Unser damaliger Hörfunkdirektor Fritz Pleitgen hat vor 20 Jahren die Zeichen erkannt. Wir konnten es doch nicht zulassen, dass eine ganze Generation ohne die Segnungen des öffentlich-rechtlichen Rundfunks aufwächst! Fritz Pleitgens Idee war es auch, uns auszulagern. Zu diesem Zeitpunkt war das die absolut richtige Entscheidung.

Wieso war es damals so wichtig, in eigene Räumlichkeiten zu ziehen?

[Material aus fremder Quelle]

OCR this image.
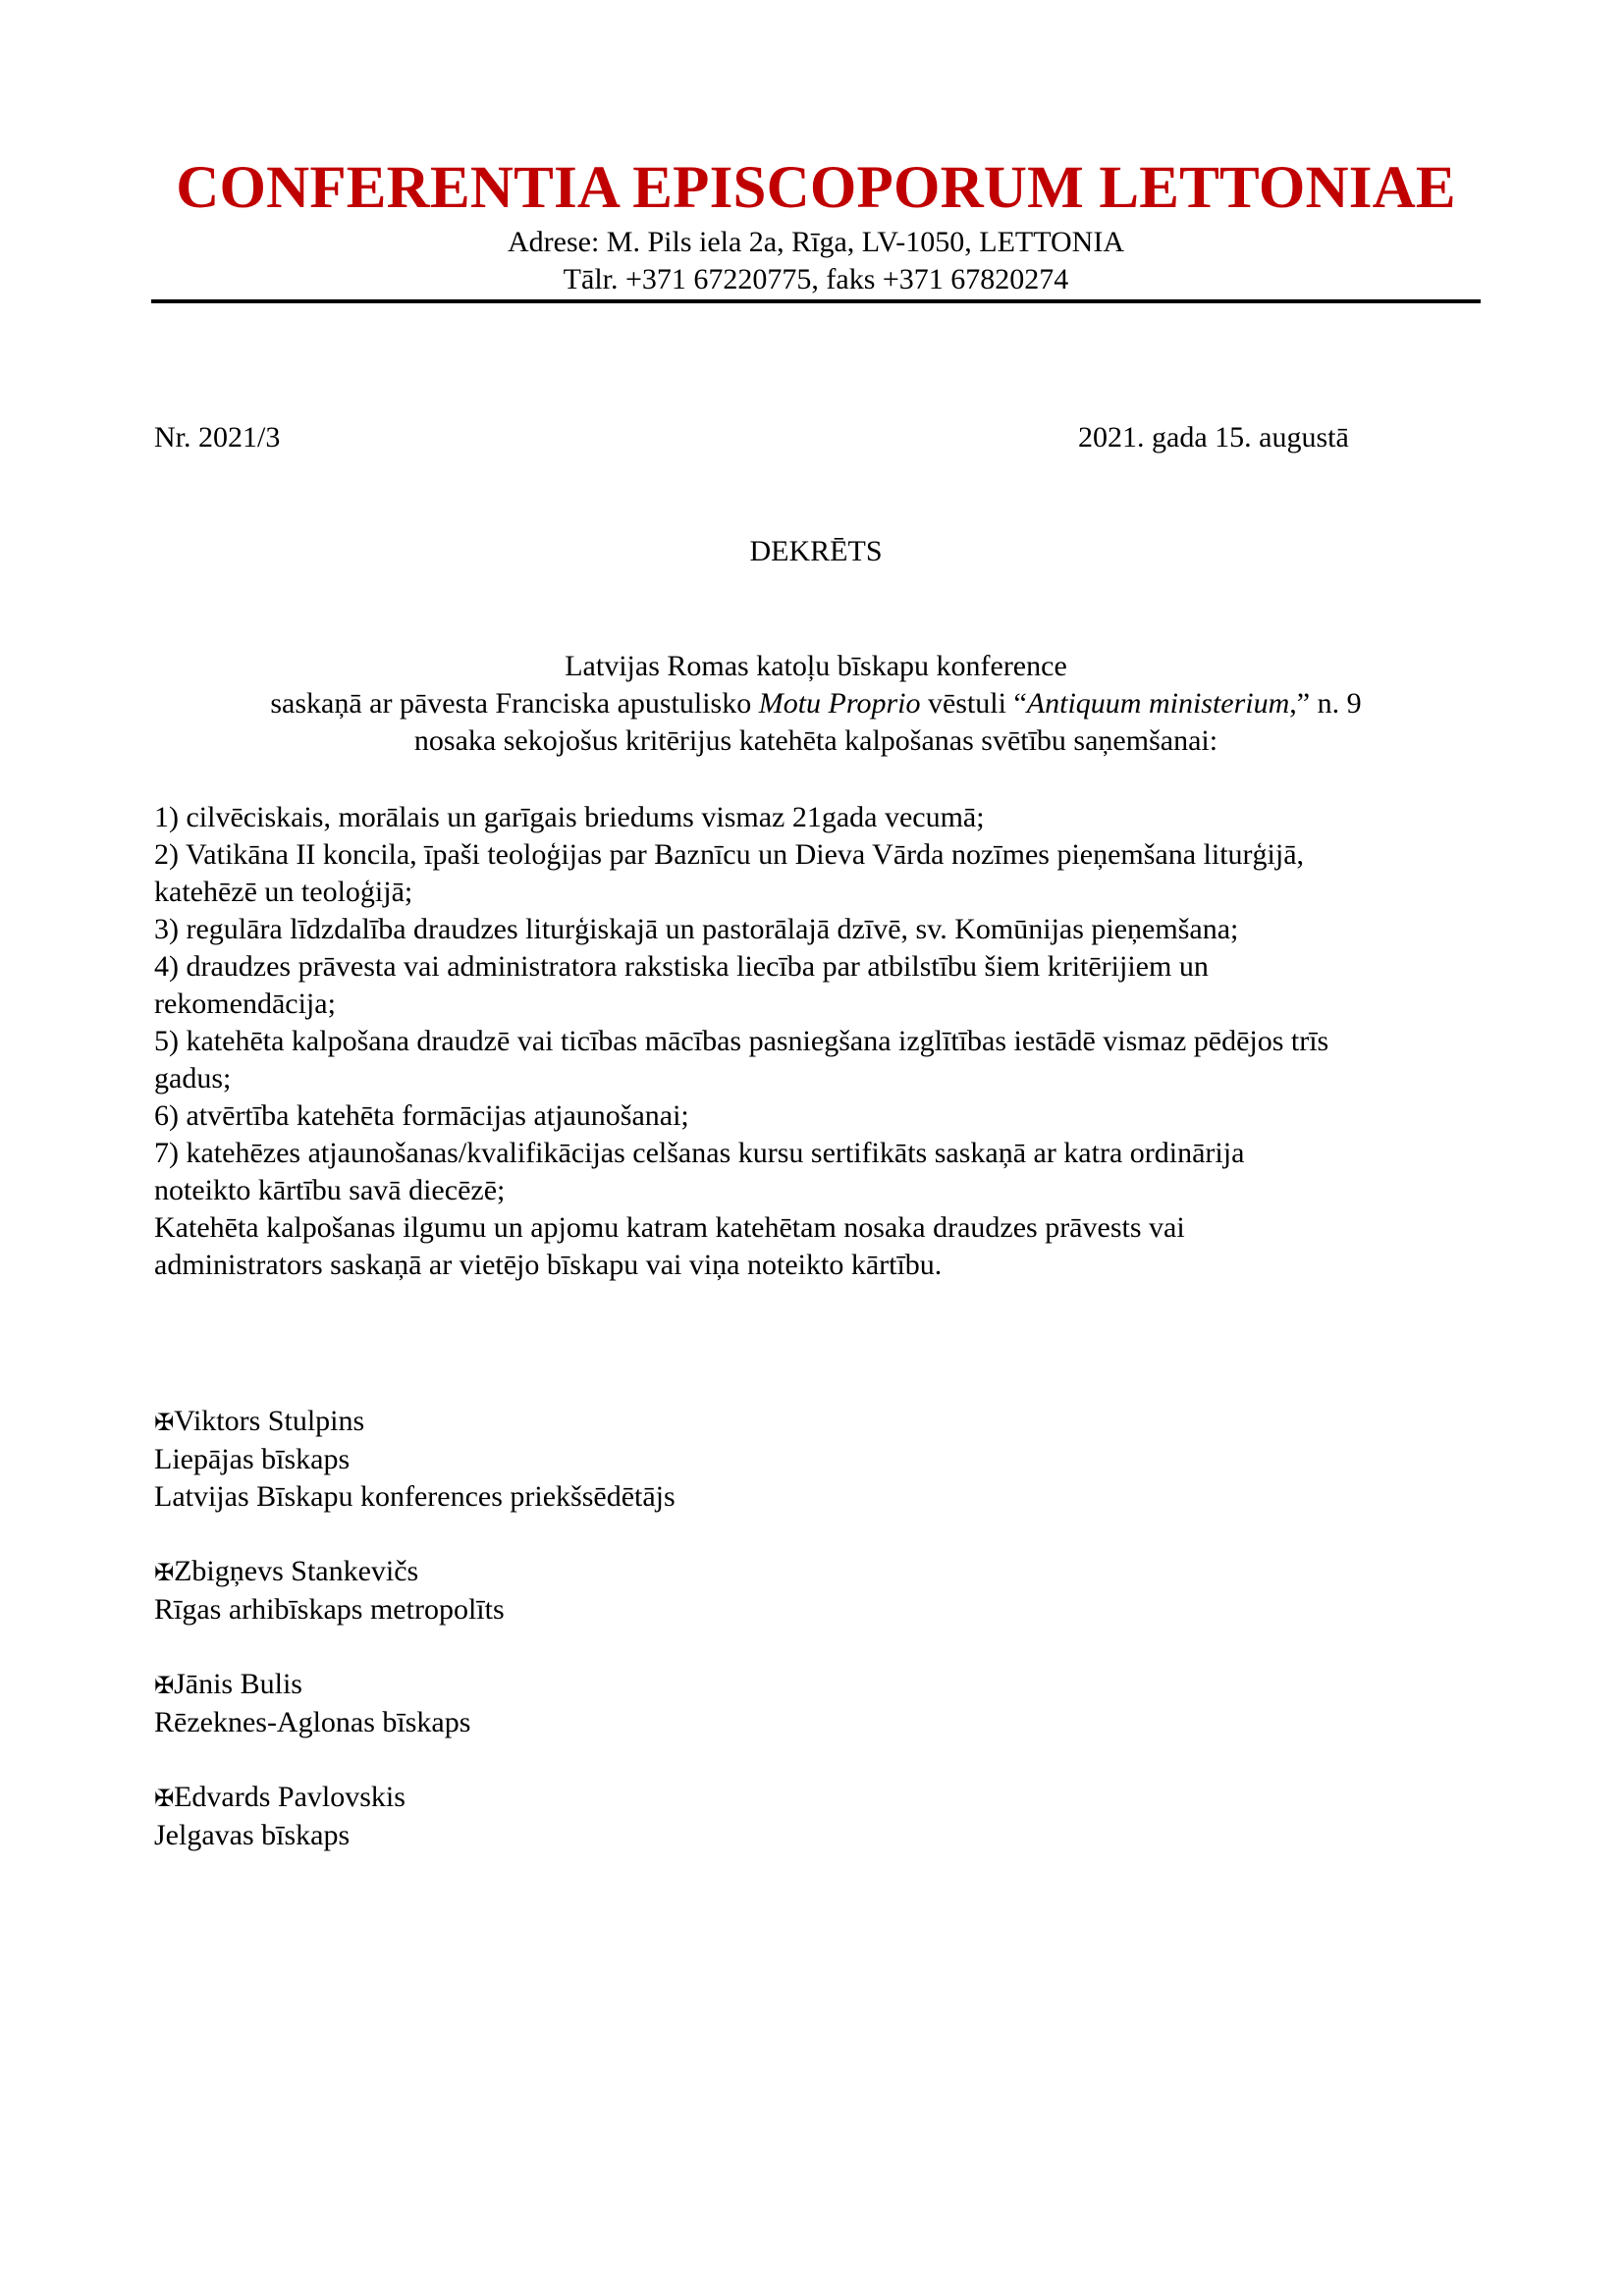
CONFERENTIA EPISCOPORUM LETTONIAE
Adrese: M. Pils iela 2a, Rīga, LV-1050, LETTONIA
Tālr. +371 67220775, faks +371 67820274
Nr. 2021/3	2021. gada 15. augustā
DEKRĒTS
Latvijas Romas katoļu bīskapu konference
saskaņā ar pāvesta Franciska apustulisko Motu Proprio vēstuli “Antiquum ministerium,” n. 9
nosaka sekojošus kritērijus katehēta kalpošanas svētību saņemšanai:
1) cilvēciskais, morālais un garīgais briedums vismaz 21gada vecumā;
2) Vatikāna II koncila, īpaši teoloģijas par Baznīcu un Dieva Vārda nozīmes pieņemšana liturģijā,
katehēzē un teoloģijā;
3) regulāra līdzdalība draudzes liturģiskajā un pastorālajā dzīvē, sv. Komūnijas pieņemšana;
4) draudzes prāvesta vai administratora rakstiska liecība par atbilstību šiem kritērijiem un
rekomendācija;
5) katehēta kalpošana draudzē vai ticības mācības pasniegšana izglītības iestādē vismaz pēdējos trīs
gadus;
6) atvērtība katehēta formācijas atjaunošanai;
7) katehēzes atjaunošanas/kvalifikācijas celšanas kursu sertifikāts saskaņā ar katra ordinārija
noteikto kārtību savā diecēzē;
Katehēta kalpošanas ilgumu un apjomu katram katehētam nosaka draudzes prāvests vai
administrators saskaņā ar vietējo bīskapu vai viņa noteikto kārtību.
✠Viktors Stulpins
Liepājas bīskaps
Latvijas Bīskapu konferences priekšsēdētājs
✠Zbigņevs Stankevičs
Rīgas arhibīskaps metropolīts
✠Jānis Bulis
Rēzeknes-Aglonas bīskaps
✠Edvards Pavlovskis
Jelgavas bīskaps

Früher war es im WDR so, dass man das Sendestudio nicht mit der Redaktion zusammengebracht hat. Redaktionen des Hörfunks waren in der Kölner Budengasse und die Studios waren - wie der Name schon sagt - im Funkhaus. Es war also üblich, dass Redakteure mit den Sendeunterlagen durch die Fußgängerzone ins Studio gegangen sind. Ökonomisch betrachtet gar nicht verkehrt, weil man sehr viel Geld sparen kann, indem man nicht in jedes Gebäude Technik baut, aber für die Identifikation mit einem Sender nicht gut. Davon abgesehen war der WDR der letzte Sender in der ARD, der die Wellenstruktur, wie wir sie heute kennen, eingeführt hat.

Woran lag das?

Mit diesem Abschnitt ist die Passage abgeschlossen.